While all your fourth-graders may not yet love reading, they are at a perfect age to be turned into lifelong readers. Make reading an exciting part of your classroom by incorporating interactive and hands-on projects to accompany both independent reading and classroom reading. Reading projects can also be an opportunity to integrate art and technology into your classroom.
Taking a Journey
Many books for young people involve the hero taking a long journey. Create a map of the world in the book and put it up on the bulletin board. Read the story aloud and have students create a push-pin trail as the hero travels through the land. Have students take turns writing index cards about what happens at each push pin location. Some suggestions for books that you could use include "The Hobbit," "The Phantom Tollbooth," "The Voyage of the Dawn Treader" and "Around the World in 80 Days."
After reading a book aloud, have students create a diorama that illustrates one of their favorite scenes in the book. Alternatively, assign each student a different chapter and have them create dioramas that illustrate the events of that chapter. Put the dioramas on display in the room in the order of the book's events. Have each student take two to three minutes to present her diorama to the class and explain what is in it. Books that might work well for this project include "The Secret Garden," "The Cricket in Times Square," any of the Magic Treehouse books, "Harry Potter and the Sorcerer's Stone," "The Chronicles of Prydain: The Book of Three," "James and the Giant Peach" or "The Dark is Rising."
Divide students into groups of three to five people. Have them pick a picture book that all of them like. Then have them write a song about the story. Have each team design a music video based on the book they chose.

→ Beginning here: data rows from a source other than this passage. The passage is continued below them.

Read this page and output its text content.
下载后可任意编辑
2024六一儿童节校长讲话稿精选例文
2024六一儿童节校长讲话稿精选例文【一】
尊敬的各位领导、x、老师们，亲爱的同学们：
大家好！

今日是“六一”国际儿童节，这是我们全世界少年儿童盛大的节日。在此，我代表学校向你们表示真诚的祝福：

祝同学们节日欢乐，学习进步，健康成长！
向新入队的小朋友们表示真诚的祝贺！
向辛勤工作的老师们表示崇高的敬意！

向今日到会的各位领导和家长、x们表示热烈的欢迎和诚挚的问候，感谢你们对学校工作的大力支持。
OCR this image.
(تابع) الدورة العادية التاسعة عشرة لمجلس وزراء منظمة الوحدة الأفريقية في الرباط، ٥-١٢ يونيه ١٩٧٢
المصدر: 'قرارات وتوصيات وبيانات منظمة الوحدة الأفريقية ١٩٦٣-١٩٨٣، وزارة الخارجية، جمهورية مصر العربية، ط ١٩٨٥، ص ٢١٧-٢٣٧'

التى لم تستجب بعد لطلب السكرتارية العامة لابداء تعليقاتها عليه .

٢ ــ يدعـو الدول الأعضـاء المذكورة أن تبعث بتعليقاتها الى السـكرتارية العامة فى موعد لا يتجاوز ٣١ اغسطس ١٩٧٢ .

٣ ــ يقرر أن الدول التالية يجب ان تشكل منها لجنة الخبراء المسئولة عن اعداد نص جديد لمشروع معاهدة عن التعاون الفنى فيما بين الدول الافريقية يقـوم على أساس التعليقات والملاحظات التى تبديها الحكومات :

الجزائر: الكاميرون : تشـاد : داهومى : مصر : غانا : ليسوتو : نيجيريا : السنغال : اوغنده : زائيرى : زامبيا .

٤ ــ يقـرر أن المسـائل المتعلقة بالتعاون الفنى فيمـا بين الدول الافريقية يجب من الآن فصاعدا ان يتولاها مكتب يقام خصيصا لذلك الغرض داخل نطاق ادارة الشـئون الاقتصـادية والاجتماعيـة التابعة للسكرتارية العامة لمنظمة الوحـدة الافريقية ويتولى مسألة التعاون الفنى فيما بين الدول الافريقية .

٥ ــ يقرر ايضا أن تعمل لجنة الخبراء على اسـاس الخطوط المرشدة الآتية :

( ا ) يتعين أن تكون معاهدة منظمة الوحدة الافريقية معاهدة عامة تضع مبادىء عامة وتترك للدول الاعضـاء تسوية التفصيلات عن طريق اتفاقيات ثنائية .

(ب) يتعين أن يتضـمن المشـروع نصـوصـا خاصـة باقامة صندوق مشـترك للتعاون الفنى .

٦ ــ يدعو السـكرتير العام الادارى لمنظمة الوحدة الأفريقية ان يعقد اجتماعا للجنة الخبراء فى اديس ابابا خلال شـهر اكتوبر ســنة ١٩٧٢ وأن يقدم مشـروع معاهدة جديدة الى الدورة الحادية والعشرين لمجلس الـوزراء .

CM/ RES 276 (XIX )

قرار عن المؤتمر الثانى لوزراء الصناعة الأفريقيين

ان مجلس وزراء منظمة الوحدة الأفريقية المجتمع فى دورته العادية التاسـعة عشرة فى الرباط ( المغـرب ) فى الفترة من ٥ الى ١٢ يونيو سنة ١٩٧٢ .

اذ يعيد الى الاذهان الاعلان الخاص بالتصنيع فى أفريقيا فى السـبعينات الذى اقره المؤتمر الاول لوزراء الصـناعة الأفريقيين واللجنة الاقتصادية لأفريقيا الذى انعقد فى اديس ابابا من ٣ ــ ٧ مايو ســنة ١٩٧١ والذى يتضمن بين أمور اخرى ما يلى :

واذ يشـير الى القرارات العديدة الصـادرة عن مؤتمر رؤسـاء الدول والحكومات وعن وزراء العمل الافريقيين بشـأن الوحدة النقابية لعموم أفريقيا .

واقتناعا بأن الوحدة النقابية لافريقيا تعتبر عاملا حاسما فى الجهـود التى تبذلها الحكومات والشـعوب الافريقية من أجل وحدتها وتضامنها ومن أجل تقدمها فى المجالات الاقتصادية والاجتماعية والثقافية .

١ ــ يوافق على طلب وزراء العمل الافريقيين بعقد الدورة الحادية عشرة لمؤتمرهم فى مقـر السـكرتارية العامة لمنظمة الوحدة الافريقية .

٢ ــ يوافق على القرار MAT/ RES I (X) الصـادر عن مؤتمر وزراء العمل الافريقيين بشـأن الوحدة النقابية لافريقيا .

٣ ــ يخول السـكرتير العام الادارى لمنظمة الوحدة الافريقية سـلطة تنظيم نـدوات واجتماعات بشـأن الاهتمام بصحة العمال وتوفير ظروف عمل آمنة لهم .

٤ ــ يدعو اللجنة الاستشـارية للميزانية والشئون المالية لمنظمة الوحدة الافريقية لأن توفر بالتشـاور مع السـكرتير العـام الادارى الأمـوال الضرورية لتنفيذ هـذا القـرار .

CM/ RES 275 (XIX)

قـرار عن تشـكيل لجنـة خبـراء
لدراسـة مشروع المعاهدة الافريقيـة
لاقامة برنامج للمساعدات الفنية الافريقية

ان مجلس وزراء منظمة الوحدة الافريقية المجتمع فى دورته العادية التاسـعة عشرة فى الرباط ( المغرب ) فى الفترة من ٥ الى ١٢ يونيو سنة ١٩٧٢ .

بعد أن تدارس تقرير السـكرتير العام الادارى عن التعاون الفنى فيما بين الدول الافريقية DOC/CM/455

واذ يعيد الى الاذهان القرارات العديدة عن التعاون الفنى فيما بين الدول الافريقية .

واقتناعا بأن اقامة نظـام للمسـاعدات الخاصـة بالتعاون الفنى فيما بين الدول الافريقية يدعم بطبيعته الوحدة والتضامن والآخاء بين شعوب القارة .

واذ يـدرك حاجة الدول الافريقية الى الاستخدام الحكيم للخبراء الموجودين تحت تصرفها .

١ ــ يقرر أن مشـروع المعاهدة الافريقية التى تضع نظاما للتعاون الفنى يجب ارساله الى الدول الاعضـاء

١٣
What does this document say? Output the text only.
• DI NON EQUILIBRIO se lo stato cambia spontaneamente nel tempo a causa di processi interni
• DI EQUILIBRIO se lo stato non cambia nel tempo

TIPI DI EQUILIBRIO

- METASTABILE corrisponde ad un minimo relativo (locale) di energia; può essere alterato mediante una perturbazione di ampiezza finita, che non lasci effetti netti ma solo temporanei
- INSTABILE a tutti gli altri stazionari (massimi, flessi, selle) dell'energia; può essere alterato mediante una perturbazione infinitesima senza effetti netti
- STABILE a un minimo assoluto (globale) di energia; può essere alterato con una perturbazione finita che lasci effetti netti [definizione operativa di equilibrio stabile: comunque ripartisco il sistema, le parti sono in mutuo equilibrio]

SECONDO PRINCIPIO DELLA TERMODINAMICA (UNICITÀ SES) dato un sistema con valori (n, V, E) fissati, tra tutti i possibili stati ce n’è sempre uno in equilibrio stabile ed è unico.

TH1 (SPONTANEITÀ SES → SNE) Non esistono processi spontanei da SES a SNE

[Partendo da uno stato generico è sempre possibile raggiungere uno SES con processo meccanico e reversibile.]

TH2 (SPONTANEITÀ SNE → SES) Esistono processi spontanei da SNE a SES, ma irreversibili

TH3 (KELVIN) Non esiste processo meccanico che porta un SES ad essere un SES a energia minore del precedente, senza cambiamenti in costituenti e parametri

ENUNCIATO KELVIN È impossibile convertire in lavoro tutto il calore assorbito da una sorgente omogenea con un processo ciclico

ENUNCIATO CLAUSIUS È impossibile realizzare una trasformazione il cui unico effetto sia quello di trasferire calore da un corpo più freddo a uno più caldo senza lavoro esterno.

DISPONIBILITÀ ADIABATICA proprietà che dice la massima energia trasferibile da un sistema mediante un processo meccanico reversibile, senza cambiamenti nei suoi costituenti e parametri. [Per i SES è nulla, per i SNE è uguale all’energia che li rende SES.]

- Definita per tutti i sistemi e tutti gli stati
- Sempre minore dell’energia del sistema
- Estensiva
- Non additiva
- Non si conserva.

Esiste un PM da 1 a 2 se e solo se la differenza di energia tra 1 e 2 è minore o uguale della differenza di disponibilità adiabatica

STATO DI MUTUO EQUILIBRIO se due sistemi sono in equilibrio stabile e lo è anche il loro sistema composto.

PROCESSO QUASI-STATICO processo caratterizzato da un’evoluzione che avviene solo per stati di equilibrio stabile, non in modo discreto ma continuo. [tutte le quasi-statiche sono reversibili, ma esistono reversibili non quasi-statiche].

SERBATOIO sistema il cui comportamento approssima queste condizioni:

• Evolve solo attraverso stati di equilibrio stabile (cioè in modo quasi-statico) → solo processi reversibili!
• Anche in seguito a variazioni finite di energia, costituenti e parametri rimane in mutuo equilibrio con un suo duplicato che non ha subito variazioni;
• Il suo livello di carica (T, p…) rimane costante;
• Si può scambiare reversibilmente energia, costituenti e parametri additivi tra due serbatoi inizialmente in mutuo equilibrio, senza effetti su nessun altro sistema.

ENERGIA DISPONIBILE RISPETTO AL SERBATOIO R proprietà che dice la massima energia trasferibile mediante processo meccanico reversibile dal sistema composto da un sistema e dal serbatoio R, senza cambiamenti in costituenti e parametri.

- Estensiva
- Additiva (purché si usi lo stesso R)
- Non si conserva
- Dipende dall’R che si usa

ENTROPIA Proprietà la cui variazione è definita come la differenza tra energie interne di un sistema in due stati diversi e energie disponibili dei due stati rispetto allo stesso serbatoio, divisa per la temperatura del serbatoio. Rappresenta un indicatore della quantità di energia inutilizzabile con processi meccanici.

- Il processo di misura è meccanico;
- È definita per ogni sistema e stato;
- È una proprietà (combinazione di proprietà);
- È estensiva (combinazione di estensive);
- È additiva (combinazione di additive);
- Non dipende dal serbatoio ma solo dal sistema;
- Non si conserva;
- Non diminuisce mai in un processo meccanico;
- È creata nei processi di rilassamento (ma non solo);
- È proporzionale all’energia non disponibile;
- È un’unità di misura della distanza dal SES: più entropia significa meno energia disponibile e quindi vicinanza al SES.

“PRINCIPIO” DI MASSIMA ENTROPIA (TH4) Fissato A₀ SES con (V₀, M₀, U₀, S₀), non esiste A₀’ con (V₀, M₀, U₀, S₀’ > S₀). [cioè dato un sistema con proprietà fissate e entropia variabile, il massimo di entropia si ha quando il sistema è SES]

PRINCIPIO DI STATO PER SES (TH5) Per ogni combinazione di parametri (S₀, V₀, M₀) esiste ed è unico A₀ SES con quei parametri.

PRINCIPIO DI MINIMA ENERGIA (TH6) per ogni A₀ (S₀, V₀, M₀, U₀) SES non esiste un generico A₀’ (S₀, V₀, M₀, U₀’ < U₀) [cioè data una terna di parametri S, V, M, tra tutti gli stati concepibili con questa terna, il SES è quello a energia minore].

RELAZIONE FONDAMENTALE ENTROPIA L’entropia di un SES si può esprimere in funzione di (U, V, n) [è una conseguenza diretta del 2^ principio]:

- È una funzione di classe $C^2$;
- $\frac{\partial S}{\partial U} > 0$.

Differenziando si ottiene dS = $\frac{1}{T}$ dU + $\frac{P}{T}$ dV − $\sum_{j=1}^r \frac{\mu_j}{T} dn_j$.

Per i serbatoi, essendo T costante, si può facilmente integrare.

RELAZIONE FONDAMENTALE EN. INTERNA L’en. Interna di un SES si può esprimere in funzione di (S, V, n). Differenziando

You can either have them perform the music video as a live performance for the rest of the class or bring in video cameras and let them create their own YouTube-style video.
Audio Reading Blog
Create a yearlong reading blog for your class. Set it up on a website that the children can all access. Whenever a student finishes reading a book through independent reading, let her record a one-minute review of the book and post it on the blog. They can then share their reviews with friends and family.
This is a project that can be done with a single book or multiple books. After a book has been read, give each student a square of white cloth and fabric paint. Let them create squares about the book. Have them sign their names somewhere on the squares. You may also want to provide glitter, beads, paint or yarn for students to creatively decorate their squares. Then sew or use fabric glue to connect all the pieces into a large quilt that you can display in your classroom or in the hallway.
After a unit on mythology or fairy tales, have students put on a puppet show that retells the story. Have them make puppets out of socks, paper bags, cloth or craft sticks. Give each student a chance to tell a different part of the story. Consider putting the puppet show on for a younger class or for parents during an open house or parent visitation.